Saturday I left my apartment with a vehicle carrying about 6k in negative equity and a steep car note. I've always been an SUV person and did some research about new SUVs on the market. I had plans to look at Cherokees, Rouges, and other small to midsize SUVs. My first stop to a Jeep dealership proved to be a bit underwhelming because of the price of Jeep Grand Cherokee and I was not initially impressed with the Cherokee or other models of smaller SUVs.
Not knowing what I truly wanted after that, I went to a CarMax dealership. The goal in going to CarMax was to look at as many different makes/models as possible. I left CarMax not knowing at all what I wanted. I even entertained getting a car (in lieu of SUV) by the time I left. After trying so many cars, I felt strongly that I was still interested in the ol faithful; Jeep Grand Cherokee.
When I arrived at the second Jeep dealership, I test drove a Jeep Grand Cherokees and loved it. The numbers however did not help my financial situation. I should note I went looking to purchase a used Grand Cherokee and was encouraged by the dealer to get a new car due to the rebates that could dramatically reduce the price of the car. This was an attractive option with all the negative equity on my 2012 Acura MDX. I was counseled by a friend to ensure that I get top dollar for my current car and negotiate an amazing price on the new car. I was anxious about my ability to accomplish both.
At first the dealer quoted me 16k on my Acura, a light quote in my opinion. The Kelly Blue Book value on my car was anywhere from 20-17k. I did have a dent in my car from scraping it on the garage wall. It was rusted and kind of ugly but not 3k worth in trade value ugly. I could tell my dealer really wanted to sell me a car because when it was all said and done, I got 18.5k. The sticker price on my new Jeep Cherokee was 34k and I got it for 27k (7 grand off sticker price). That pricing naturalized the negative equity of my Acura. In the end, after speaking to 3 different finance mangers, I got a brand new car, with way more bells and whistles, and a cheaper car note. Here are my life lessons:
1. Trust your gut. When I purchased my Acura, there were signs that I should have given it a bit more thought. I also wasn't head over heels about the actual car.

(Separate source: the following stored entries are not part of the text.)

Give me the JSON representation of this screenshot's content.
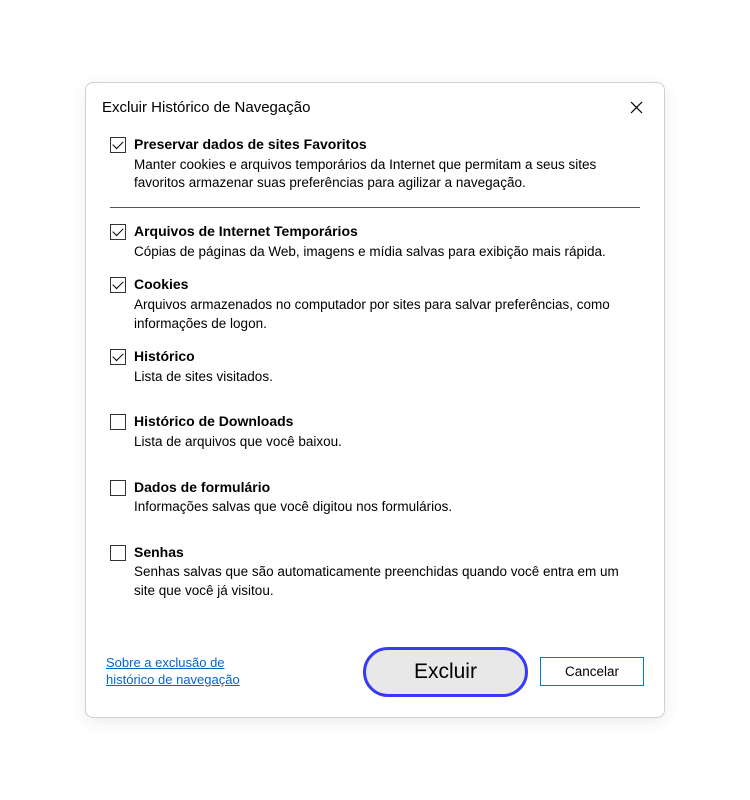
{
  "dialog": {
    "title": "Excluir Histórico de Navegação"
  },
  "options": {
    "favorites": {
      "label": "Preservar dados de sites Favoritos",
      "desc": "Manter cookies e arquivos temporários da Internet que permitam a seus sites favoritos armazenar suas preferências para agilizar a navegação.",
      "checked": true
    },
    "temp_files": {
      "label": "Arquivos de Internet Temporários",
      "desc": "Cópias de páginas da Web, imagens e mídia salvas para exibição mais rápida.",
      "checked": true
    },
    "cookies": {
      "label": "Cookies",
      "desc": "Arquivos armazenados no computador por sites para salvar preferências, como informações de logon.",
      "checked": true
    },
    "history": {
      "label": "Histórico",
      "desc": "Lista de sites visitados.",
      "checked": true
    },
    "downloads": {
      "label": "Histórico de Downloads",
      "desc": "Lista de arquivos que você baixou.",
      "checked": false
    },
    "form_data": {
      "label": "Dados de formulário",
      "desc": "Informações salvas que você digitou nos formulários.",
      "checked": false
    },
    "passwords": {
      "label": "Senhas",
      "desc": "Senhas salvas que são automaticamente preenchidas quando você entra em um site que você já visitou.",
      "checked": false
    }
  },
  "footer": {
    "help_link": "Sobre a exclusão de histórico de navegação",
    "delete_button": "Excluir",
    "cancel_button": "Cancelar"
  }
}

2. Don't let "them" pressure you. You are the only person paying that car note. Get the deal you want on the car you want...no matter what they say.
3. Negotiate. Don't be deterred and be willing to walk away.
Many thanks to the 2nd Jeep dealership, Lustine Chrysler Dodge Jeep RAM. Everyone from my sales person to the finance team (yep 3 of them) made sure I was comfortable with my purchase. I test drove many (seriously like 5) different Jeeps and cars. I own a new car, a cheaper car note, killer maintenance package, and kissed that 6k in negative equity goodbye.